Hammerspace is working with Cachengo on a service to widen the reach of a data processing, storage and orchestration solution at the edge. Cachengo platforms are now using the distributed Hammerspace Global Data Platform to help organisations connect to their datasets and files.
Cachengo's peer-to-peer encrypted business model, called Rent-a-Node, decentralizes and "democratizes" AI, compute and storage, offering an "economically compelling" alternative to the public cloud, we're told. It does this by allowing retail, office or other physical sites to convert some of their space into edge datacenters, to become infrastructure-as-a-service (IaaS) providers to other cloud users.
"This allows content to be distributed very close to the end users," said Cachengo. The provider connects thousands of what it calls "Symbiotes," which are compute and storage nodes on-demand. This "enables massive scalability and enhanced data security" without any egress fees for data "at a fraction of the price" of traditional cloud services, it is promised.
The Cachengo data processing servers - either the small Bento or larger Pizza products - are sold to the edge cloud hosting site and put into racks installed by Cachengo. The hosting site then receives fees from the other organizations using them.

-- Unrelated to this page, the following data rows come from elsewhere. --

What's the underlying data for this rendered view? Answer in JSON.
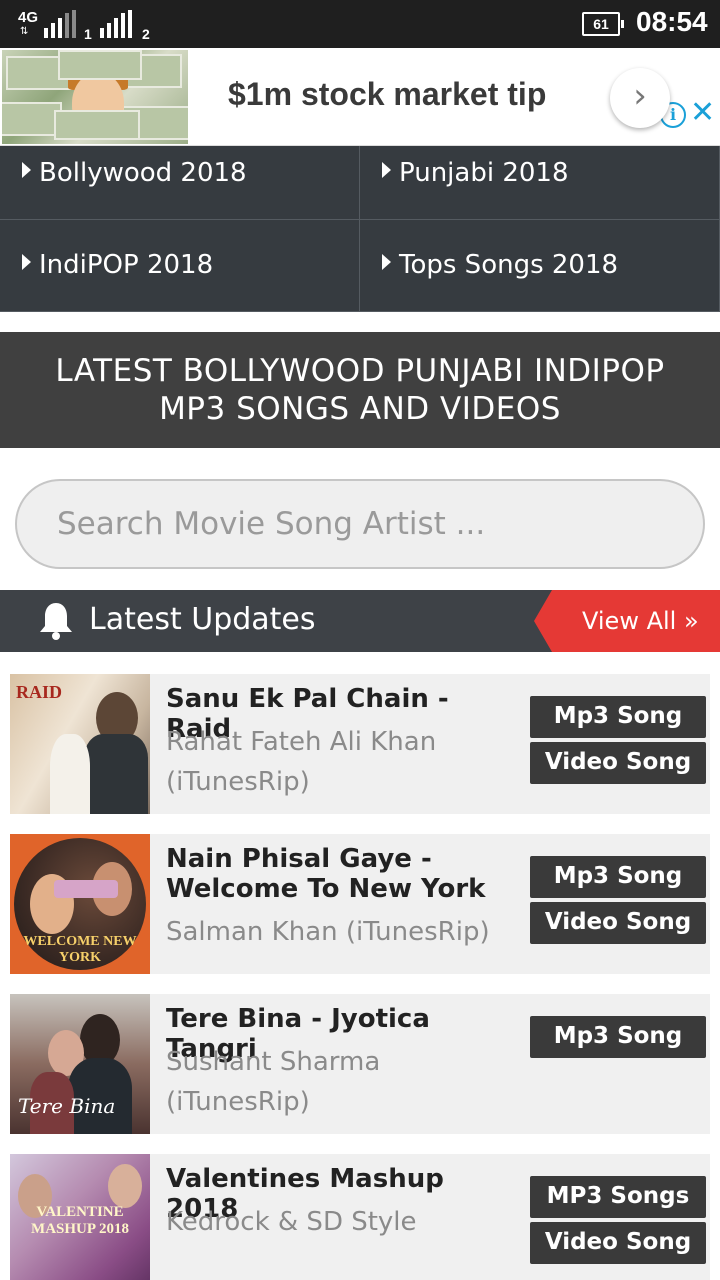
{
  "status_bar": {
    "network": "4G",
    "sim1": "1",
    "sim2": "2",
    "battery": "61",
    "time": "08:54"
  },
  "ad": {
    "title": "$1m stock market tip",
    "image_icon": "money-kid-image",
    "next_icon": "chevron-right-icon",
    "info_icon": "info-icon",
    "close_icon": "close-icon"
  },
  "categories": [
    {
      "label": "Bollywood 2018"
    },
    {
      "label": "Punjabi 2018"
    },
    {
      "label": "IndiPOP 2018"
    },
    {
      "label": "Tops Songs 2018"
    }
  ],
  "banner": {
    "line1": "LATEST BOLLYWOOD PUNJABI INDIPOP",
    "line2": "MP3 SONGS AND VIDEOS"
  },
  "search": {
    "placeholder": "Search Movie Song Artist ..."
  },
  "latest_updates": {
    "title": "Latest Updates",
    "view_all": "View All »",
    "icon": "bell-icon"
  },
  "songs": [
    {
      "title": "Sanu Ek Pal Chain - Raid",
      "artist": "Rahat Fateh Ali Khan (iTunesRip)",
      "buttons": [
        "Mp3 Song",
        "Video Song"
      ],
      "thumb_text": "RAID"
    },
    {
      "title": "Nain Phisal Gaye - Welcome To New York",
      "artist": "Salman Khan (iTunesRip)",
      "buttons": [
        "Mp3 Song",
        "Video Song"
      ],
      "thumb_text": "WELCOME NEW YORK"
    },
    {
      "title": "Tere Bina - Jyotica Tangri",
      "artist": "Sushant Sharma (iTunesRip)",
      "buttons": [
        "Mp3 Song"
      ],
      "thumb_text": "Tere Bina"
    },
    {
      "title": "Valentines Mashup 2018",
      "artist": "Kedrock & SD Style",
      "buttons": [
        "MP3 Songs",
        "Video Song"
      ],
      "thumb_text": "VALENTINE MASHUP 2018"
    }
  ]
}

Rent-a-Node operators (RNOs)/hosters have to provide climate controlled environments, reliable power, and fast internet to provide a viable service. "RNOs can realize up to 5X+ rental income profitability compared to traditional compute and GPU architecture rentals from cloud service providers," claimed Cachengo.
By using Knowhere, an "easy-to-use infrastructure management and marketplace", customers can "deploy, manage, and rent" the Symbiote-based Rent-a-Node and software packages they need.
For tenants and software-as-a-service companies, renting Symbiote-based infrastructure nodes to host their software applications can result in a "70 to 90 percent reduction" in hosting costs when compared to traditional cloud service providers, it is claimed.
A full explainer clip on Symbiotes is available to view here. As for the term Symbiote, it could refer to either a fictional alien species in Marvel Comics, a genus of beetles, or a genus of bacteria, or a "symbiont" is an organism living in symbiosis with another. However, a clue is in the aforementioned video clip, as one suggested processing and storage set-up is given the moniker "Venom" - pointing to the Marvel Comics franchise.
"AI workloads are transforming how data is valued, utilized and managed," said David Flynn, CEO of Hammerspace. "Cachengo's Rent-a-Node decentralized cloud solution smartly and uniquely provides data processing at its source with systems that are power efficient, modularly scalable, cost-effective and secure. Additionally, Cachengo's modern business model is ideal for customers who cannot justify using the public cloud."
"Legacy approaches to datacenter expansion are inadequate to satisfy the demand being driven by AI," added Ash Young, CEO of Cachengo. "The market can't wait for power plants to be built to store their data, with Rent-a-Node we provide an eco-friendly immediate solution to add capacity exactly where it's needed."